By
eHow Careers & Work Editor
Difficulty: Moderately Easy
Step1
Verify your sources and recheck all information, whether you are writing about your own past or that of a culture. Accuracy is the key to writing about the past events in your life and those of an entire group of people. Memory can be tricky, so ask family members or friends who were there about their take on the events.
Step2
Draw parallels and make connections. True links and parallels between past events and presents are what make the past so intriguing.

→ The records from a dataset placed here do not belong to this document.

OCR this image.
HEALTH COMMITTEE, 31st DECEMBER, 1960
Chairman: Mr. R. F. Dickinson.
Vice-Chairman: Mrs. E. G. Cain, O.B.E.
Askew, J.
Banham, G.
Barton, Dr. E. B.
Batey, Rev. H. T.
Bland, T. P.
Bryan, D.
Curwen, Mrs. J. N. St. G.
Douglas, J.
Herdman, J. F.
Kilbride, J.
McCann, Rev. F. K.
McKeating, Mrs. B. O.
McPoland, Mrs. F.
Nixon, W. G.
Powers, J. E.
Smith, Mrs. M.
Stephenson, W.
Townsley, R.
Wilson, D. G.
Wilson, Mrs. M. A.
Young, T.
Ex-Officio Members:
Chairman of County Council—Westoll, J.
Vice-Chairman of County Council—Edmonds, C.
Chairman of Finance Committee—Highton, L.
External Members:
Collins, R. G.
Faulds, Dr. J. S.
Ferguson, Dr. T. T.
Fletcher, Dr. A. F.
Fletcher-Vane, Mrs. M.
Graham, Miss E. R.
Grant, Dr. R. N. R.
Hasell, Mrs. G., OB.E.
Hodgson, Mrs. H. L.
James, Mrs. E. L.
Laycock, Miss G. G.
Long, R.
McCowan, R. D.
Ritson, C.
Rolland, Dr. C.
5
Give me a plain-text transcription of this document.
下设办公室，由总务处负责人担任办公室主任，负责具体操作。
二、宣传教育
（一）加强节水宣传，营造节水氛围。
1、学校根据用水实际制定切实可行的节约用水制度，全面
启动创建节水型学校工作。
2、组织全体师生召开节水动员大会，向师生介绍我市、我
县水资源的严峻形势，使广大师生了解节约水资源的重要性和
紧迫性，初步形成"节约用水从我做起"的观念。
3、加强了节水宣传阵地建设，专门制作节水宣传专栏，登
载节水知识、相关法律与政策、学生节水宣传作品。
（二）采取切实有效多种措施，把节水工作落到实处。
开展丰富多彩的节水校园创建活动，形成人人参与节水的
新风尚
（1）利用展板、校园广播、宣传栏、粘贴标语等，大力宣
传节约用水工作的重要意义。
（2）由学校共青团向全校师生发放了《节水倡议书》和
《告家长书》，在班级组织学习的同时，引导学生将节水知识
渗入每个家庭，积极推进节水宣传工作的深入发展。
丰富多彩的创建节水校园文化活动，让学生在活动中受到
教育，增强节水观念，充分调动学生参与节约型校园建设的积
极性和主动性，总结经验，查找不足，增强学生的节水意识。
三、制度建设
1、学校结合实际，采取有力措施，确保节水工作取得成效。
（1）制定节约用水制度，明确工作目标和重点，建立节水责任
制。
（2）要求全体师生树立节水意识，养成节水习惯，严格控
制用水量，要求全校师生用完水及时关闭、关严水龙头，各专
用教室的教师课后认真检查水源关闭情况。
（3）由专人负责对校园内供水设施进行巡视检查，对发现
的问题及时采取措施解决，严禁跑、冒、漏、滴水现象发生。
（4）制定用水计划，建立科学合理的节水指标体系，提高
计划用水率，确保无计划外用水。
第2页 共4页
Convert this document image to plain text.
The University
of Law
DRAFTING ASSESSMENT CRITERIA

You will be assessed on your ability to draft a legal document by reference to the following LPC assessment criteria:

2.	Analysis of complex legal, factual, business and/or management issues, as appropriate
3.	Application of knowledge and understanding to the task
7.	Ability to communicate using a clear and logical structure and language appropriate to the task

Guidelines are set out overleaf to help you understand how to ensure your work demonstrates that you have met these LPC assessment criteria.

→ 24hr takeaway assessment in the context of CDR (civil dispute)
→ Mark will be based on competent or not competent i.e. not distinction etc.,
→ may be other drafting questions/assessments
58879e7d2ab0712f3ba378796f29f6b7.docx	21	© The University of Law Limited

Take the time when you write about the past to look at the big picture and see the overt consequences and the more obscure. Paint the picture of why things today have come about because of what happened yesterday or decades ago.
Step3
Look up newspapers and media coverage from that day and time period to be primary sources for your writing. Talk to people that were actually there and write about their personal experience. History is static, but there are always many sides to one story.
Step4
Use the methods of fiction writers to draw in the reader and tell the story in a way that makes them recreate it in their heads. Writing about your own past or your country's past can be difficult if the subject matter is heavy. No matter what the subject matter, give your reader a reason to keep reading by making the subject come alive. History doesn't have to be boring if you write about the past with flare.
Step5
Analyze everything. Sources are helpful for statistics and facts. Analyze all of those facts and lay out the consequences and reasons for certain actions for the reader. This not only works for historical writing, but for any research paper or personal essay.